Feng Shen, Wu Xianda, Bao Andong, Lin Guanyang, Sun Pengtao, Cen Huan, Chen Sinan, Liu Yuexia, He Wenning, Pang Zhiqiang, Zhang Han
Department of Electronics and Information Engineering, South China Normal University (SCNU), Foshan, China.
School of Physics and Telecommunication Engineering, South China Normal University (SCNU), Guangzhou, China.
Front Physiol. 2023 Jan 19;13:1068824. doi: 10.3389/fphys.2022.1068824. eCollection 2022.
Under the influence of COVID-19 and the in-hospital cost, the in-home detection of cardiovascular disease with smart sensing devices is becoming more popular recently. In the presence of the qualified signals, ballistocardiography (BCG) can not only reflect the cardiac mechanical movements, but also detect the HF in a non-contact manner. However, for the potential HF patients, the additional quality assessment with ECG-aided requires more procedures and brings the inconvenience to their in-home HF diagnosis. To enable the HF detection in many real applications, we proposed a machine learning-aided scheme for the HF detection in this paper, where the BCG signals recorded from the force sensor were employed without the heartbeat location, and the respiratory effort signals separated from force sensors provided more HF features due to the connection between the heart and the lung systems. Finally, the effectiveness of the proposed HF detection scheme was verified in comparative experiments. First, a piezoelectric sensor was used to record a signal sequences of the two-dimensional vital sign, which includes the BCG and the respiratory effort. Then, the linear and the non-linear features w.r.t. BCG and respiratory effort signals were extracted to serve the HF detection. Finally, the improved HF detection performance was verified through the LOO and the LOSO cross-validation settings with different machine learning classifiers. The proposed machine learning-aided scheme achieved the robust performance in the HF detection by using 4 different classifiers, and yielded an accuracy of 94.97% and 87.00% in the LOO and the LOSO experiments, respectively. In addition, experimental results demonstrated that the designed respiratory and cardiopulmonary features are beneficial to the HF detection (LVEF ).
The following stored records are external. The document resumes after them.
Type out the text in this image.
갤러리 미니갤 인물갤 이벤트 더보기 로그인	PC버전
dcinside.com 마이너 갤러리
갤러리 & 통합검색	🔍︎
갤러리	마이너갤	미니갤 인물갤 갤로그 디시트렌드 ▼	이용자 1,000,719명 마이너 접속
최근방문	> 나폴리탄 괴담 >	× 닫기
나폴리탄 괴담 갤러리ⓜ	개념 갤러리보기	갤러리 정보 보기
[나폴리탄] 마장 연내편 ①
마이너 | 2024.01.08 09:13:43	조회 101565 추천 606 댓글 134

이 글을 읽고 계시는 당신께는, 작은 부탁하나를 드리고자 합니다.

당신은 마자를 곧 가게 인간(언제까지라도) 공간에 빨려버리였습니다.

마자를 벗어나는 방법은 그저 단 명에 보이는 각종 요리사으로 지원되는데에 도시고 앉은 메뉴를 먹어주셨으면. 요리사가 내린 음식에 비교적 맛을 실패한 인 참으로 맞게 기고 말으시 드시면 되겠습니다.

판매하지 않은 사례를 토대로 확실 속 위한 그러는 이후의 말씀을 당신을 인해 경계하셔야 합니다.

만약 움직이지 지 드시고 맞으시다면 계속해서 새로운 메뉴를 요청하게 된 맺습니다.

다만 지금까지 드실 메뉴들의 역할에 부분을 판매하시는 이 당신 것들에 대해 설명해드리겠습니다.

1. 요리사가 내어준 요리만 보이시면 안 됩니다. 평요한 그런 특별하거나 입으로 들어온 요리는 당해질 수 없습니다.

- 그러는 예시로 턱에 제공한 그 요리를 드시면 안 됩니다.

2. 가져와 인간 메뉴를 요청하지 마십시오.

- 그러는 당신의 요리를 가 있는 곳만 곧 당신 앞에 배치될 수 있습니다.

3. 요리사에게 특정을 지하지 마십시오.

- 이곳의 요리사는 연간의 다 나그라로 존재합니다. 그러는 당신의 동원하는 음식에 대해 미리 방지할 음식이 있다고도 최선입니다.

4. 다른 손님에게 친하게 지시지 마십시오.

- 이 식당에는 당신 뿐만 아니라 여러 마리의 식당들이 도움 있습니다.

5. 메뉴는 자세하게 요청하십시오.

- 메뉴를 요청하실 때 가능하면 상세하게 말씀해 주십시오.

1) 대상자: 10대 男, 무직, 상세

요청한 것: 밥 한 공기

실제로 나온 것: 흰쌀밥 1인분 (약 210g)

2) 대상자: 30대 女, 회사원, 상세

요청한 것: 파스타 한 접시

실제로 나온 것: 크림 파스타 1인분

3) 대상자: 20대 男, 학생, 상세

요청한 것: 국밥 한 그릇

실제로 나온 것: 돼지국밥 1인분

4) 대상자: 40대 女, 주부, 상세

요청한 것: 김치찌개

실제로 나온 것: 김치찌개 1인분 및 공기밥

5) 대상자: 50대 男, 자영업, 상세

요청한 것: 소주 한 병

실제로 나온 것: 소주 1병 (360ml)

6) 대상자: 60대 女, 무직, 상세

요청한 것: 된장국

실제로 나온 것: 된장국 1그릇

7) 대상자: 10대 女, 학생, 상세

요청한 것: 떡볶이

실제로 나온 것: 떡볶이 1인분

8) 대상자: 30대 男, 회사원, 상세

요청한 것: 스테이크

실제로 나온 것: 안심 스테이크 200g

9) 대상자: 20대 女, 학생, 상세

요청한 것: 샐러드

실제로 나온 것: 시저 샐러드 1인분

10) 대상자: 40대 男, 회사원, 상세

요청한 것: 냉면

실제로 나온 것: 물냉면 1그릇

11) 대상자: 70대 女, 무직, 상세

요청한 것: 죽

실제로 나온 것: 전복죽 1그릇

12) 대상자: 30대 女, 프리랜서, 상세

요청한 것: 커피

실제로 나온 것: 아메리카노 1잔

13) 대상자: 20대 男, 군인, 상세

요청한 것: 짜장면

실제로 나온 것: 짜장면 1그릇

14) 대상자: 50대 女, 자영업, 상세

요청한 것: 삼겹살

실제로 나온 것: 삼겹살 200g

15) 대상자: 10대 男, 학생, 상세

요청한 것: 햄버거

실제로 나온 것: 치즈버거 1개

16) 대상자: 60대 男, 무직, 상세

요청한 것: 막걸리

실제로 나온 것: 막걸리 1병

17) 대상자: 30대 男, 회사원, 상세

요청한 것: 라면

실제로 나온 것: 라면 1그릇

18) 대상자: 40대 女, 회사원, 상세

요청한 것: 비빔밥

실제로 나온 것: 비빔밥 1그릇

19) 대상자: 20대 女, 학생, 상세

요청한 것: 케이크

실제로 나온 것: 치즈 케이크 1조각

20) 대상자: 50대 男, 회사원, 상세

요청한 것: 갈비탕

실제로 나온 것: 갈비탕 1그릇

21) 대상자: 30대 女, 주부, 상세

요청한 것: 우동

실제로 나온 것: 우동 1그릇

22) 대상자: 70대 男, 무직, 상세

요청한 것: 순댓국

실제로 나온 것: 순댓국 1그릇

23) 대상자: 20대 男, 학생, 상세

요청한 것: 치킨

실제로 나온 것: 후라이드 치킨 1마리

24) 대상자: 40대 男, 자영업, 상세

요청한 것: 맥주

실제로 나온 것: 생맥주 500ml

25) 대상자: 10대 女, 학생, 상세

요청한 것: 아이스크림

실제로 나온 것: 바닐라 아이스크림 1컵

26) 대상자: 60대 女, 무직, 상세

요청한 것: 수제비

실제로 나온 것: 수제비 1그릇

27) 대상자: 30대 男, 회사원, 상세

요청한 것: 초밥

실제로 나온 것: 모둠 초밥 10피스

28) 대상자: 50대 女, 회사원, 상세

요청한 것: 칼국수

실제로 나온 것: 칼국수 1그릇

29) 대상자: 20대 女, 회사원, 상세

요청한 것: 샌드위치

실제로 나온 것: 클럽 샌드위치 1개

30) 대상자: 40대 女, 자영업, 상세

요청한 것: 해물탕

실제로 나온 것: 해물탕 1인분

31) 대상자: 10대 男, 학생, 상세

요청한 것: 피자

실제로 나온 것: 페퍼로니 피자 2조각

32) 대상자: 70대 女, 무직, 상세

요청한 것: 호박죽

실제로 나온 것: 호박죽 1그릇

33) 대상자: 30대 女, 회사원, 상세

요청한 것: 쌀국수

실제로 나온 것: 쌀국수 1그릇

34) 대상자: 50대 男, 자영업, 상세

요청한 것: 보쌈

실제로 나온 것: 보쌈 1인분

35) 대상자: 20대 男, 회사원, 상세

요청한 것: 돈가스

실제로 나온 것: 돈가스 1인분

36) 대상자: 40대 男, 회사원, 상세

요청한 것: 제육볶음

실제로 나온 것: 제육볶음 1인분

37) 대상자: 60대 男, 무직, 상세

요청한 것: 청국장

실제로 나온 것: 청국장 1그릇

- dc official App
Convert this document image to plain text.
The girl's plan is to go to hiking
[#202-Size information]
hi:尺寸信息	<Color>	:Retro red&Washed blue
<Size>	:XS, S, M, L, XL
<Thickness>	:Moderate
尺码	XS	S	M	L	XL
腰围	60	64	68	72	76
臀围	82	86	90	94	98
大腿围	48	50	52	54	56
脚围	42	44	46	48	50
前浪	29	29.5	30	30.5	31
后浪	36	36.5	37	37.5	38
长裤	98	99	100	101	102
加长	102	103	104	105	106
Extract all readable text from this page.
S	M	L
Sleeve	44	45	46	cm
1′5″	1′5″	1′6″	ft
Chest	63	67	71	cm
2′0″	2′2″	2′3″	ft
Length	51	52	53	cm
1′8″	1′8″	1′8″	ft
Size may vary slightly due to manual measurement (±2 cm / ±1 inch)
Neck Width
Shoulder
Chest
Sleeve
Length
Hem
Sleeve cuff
This study proposed a machine learning-aided HF diagnostic scheme. Experimental results demonstrated that the proposed scheme can fully exploit the relationship between the heart and the lung systems to potentially improve the in-home HF detection performance by using both the BCG, the respiratory and the cardiopulmonary-related features.
在新冠疫情及住院费用的影响下,近期利用智能传感设备在家中检测心血管疾病变得愈发流行。在有合格信号的情况下,心冲击图(BCG)不仅能反映心脏的机械运动,还能以非接触方式检测心力衰竭(HF)。然而,对于潜在的HF患者,借助心电图进行额外的质量评估需要更多步骤,给他们在家中进行HF诊断带来不便。为了在许多实际应用中实现HF检测,我们在本文中提出了一种用于HF检测的机器学习辅助方案,其中使用从力传感器记录的BCG信号而无需心跳位置,并且由于心脏和肺部系统之间的联系,从力传感器分离出的呼吸用力信号提供了更多HF特征。最后,在对比实验中验证了所提出的HF检测方案的有效性。首先,使用压电传感器记录二维生命体征的信号序列,其中包括BCG和呼吸用力信号。然后,提取与BCG和呼吸用力信号相关的线性和非线性特征以用于HF检测。最后,通过使用不同机器学习分类器的留一法(LOO)和留样本外法(LOSO)交叉验证设置,验证了改进后的HF检测性能。所提出的机器学习辅助方案通过使用4种不同分类器在HF检测中实现了稳健性能,在LOO和LOSO实验中分别取得了94.97%和87.00%的准确率。此外,实验结果表明,所设计的呼吸和心肺特征有利于HF检测(左心室射血分数)。本研究提出了一种机器学习辅助的HF诊断方案。实验结果表明,所提出的方案可以充分利用心脏和肺部系统之间的关系,通过同时使用BCG、呼吸和心肺相关特征来潜在地提高在家中进行HF检测的性能。